A IMPREVISIBILIDADE AFETA A SAÚDE MENTAL





A psicoterapia é um tratamento psicológico que trata os sintomas e os problemas emocionais que afetam a vida do paciente. Para uma maior eficiência na resolução dos conflitos a causa é o alvo e não apenas o alívio dos sintomas com paliativos.

Os traumas psicológicos são impactantes para o psiquismo, geram bloqueios, sofrimento e uma grande demanda de energia da pessoa para mantê-lo parcialmente reprimido. Conhecer as causas dos traumas permitem avanços no conhecimento, saber o que não se deve fazer na conquista de uma boa saúde mental.

A observação e análise de duas cenas de filmes ilustram melhor a questão.    

Primeira cena: depois de uma discussão com alguém da família, o personagem pega um vaso de cerâmica, com uma linda planta, que está num nicho da cozinha e atira ao chão. O vaso despedaça e a planta fica totalmente desprotegida. Quem assiste fica com bastante raiva e comenta:

⸺ Que absurdo o vaso de cerâmica, não tinha culpa de nada e foi destruído! Isso não faz nenhum sentido!

Quem assistiu a cena se identificou com o vaso e “sentiu” a dor dele. Para um espectador, a cena pode ser insignificante, para outro, perturbador. Por quê? Quem sofreu com o fato e ficou atônito teve seus conflitos psicológicos mobilizados pelo estímulo da cena. Isso acontece o tempo todo, apenas as pessoas não percebem, porque isso ocorre de modo inconsciente.

Segunda cena: um personagem chega do trabalho irritado, vai direto para o quarto e, ao entrar, puxa com força o lençol esticado na cama, o embola todo na mão e joga, de modo abrupto, num canto do quarto. O espectador da cena fica chocado:

⸺ Fiquei indignado, o lençol estava organizado na cama, na posição dele e chega um descompensado e o desorganiza! Senti uma angústia e uma raiva neste momento.

Aqui, o espectador se identificou com “o sofrimento” do lençol. O impacto da cena diz sobre ELE e não sobre o lençol. Apenas não sabe disso. A psicoterapia irá fazer as ligações entre os estímulos conscientes com os conflitos inconscientes que traumatizaram o paciente.

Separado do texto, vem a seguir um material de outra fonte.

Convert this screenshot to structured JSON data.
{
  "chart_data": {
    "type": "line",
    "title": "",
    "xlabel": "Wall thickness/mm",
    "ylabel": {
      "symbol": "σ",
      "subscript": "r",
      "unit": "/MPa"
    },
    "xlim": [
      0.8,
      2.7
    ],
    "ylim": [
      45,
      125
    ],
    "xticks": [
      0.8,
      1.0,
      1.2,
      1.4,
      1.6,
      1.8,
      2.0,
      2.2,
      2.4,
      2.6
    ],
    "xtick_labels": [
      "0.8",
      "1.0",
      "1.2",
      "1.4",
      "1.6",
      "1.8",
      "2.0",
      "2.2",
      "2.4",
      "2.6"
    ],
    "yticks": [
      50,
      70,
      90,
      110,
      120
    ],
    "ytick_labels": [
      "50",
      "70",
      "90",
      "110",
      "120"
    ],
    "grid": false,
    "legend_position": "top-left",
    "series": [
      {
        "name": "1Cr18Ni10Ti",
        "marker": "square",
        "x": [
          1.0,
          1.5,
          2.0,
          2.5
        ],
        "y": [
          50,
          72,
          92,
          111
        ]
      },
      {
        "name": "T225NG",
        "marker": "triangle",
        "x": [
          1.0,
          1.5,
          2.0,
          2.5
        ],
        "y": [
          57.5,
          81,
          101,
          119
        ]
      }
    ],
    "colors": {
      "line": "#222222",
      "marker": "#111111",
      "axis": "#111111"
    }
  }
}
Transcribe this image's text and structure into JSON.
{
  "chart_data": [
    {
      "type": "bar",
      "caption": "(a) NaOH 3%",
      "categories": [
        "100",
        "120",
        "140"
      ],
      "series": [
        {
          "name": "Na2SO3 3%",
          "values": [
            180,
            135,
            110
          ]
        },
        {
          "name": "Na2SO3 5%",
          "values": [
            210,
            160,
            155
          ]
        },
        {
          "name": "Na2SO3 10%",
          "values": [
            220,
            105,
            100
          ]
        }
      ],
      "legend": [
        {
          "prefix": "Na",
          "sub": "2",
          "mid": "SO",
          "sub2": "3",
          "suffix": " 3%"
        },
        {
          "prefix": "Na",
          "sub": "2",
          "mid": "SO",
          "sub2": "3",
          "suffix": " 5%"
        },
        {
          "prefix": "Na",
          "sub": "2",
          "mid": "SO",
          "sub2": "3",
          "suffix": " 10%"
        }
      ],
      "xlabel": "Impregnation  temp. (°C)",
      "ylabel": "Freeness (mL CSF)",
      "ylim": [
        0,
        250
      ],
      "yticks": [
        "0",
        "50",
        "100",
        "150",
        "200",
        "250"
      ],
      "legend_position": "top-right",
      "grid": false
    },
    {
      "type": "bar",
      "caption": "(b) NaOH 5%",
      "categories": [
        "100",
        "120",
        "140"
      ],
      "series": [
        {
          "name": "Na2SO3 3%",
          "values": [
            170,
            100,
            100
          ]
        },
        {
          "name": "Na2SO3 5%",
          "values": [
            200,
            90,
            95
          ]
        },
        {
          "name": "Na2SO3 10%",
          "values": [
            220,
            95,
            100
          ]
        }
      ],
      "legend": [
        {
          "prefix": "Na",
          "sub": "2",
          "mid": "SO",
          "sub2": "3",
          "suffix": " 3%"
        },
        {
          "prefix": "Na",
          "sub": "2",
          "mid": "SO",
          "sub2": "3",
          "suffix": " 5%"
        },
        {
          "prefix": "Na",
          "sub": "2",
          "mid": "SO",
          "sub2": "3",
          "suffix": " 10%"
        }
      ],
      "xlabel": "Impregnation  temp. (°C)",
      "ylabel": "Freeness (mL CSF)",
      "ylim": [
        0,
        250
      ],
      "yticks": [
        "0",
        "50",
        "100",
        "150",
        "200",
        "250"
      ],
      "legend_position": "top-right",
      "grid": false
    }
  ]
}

Em síntese, estes sentimentos podem ser motivados por filmes, revistas, fofocas e, principalmente, pelos fatos do cotidiano.

Essas reações falam, depois de bem analisadas, sobre os problemas sofridos por relações com figuras importantes na infância, como pai, mãe ou cuidadores muito imprevisíveis. Não se sabia o que esperar daquela pessoa.

Pode falar, por exemplo, sobre a relação com pais alcóolatras onde a criança não previa como aquele cuidador chegaria em casa. Pode, também, acontecer com aqueles que prometem muitas coisas, mas não cumprem, enfim, todas causas possíveis, entre outras, que provocam um estado prolongado, na vida da criança, de imprevisibilidade que causam tensão, ansiedade e medo.

Comumente, a criança quando se torna adulta estabelece relações igualmente imprevisíveis prolongando, ainda mais, o sofrimento vivido e referenciado na infância onde se estabeleceu o padrão de relacionamento afetivo adoecido.

A inconsciência desta repetição traumática, deixou o paciente “enroscado” no mesmo padrão de relação que o afetou, não importa a pessoa com quem se relaciona, seja amigo, chefe, companheiro, parceiro, o padrão de instabilidade estará presente.

Entender as causas para tratar seriamente os conflitos que comprometem a vida social, afetiva, emocional dessa pessoa não significa, de modo algum, culpar os pais, mesmo porque não há culpados neste processo. Existem pessoas que fizeram o que podiam, com os conhecimentos e vivências que também experimentaram em suas relações. Achar culpados não gera transformação. A mudança acontece quando alguém da família se trata e interrompe a repetição do padrão.

O sentimento de raiva, indignação é muito comum nestes casos porque a relação está desigual, um tem mais força ou mais poder que a outra parte envolvida que, atônita, impotente não consegue se defender. Não é por acaso que os estímulos: vasos de cerâmica e lençol foram “selecionados” pelo psiquismo, eles simbolizam a impossibilidade de se defender.

Tudo isso diz sobre ele próprio. Ao se tratar se “desenrosca” deste padrão de relacionamento afetivo instável e agora pode estabelecer relações mais saudáveis. A repetição é um alerta do problema, entretanto, normalmente ignorado.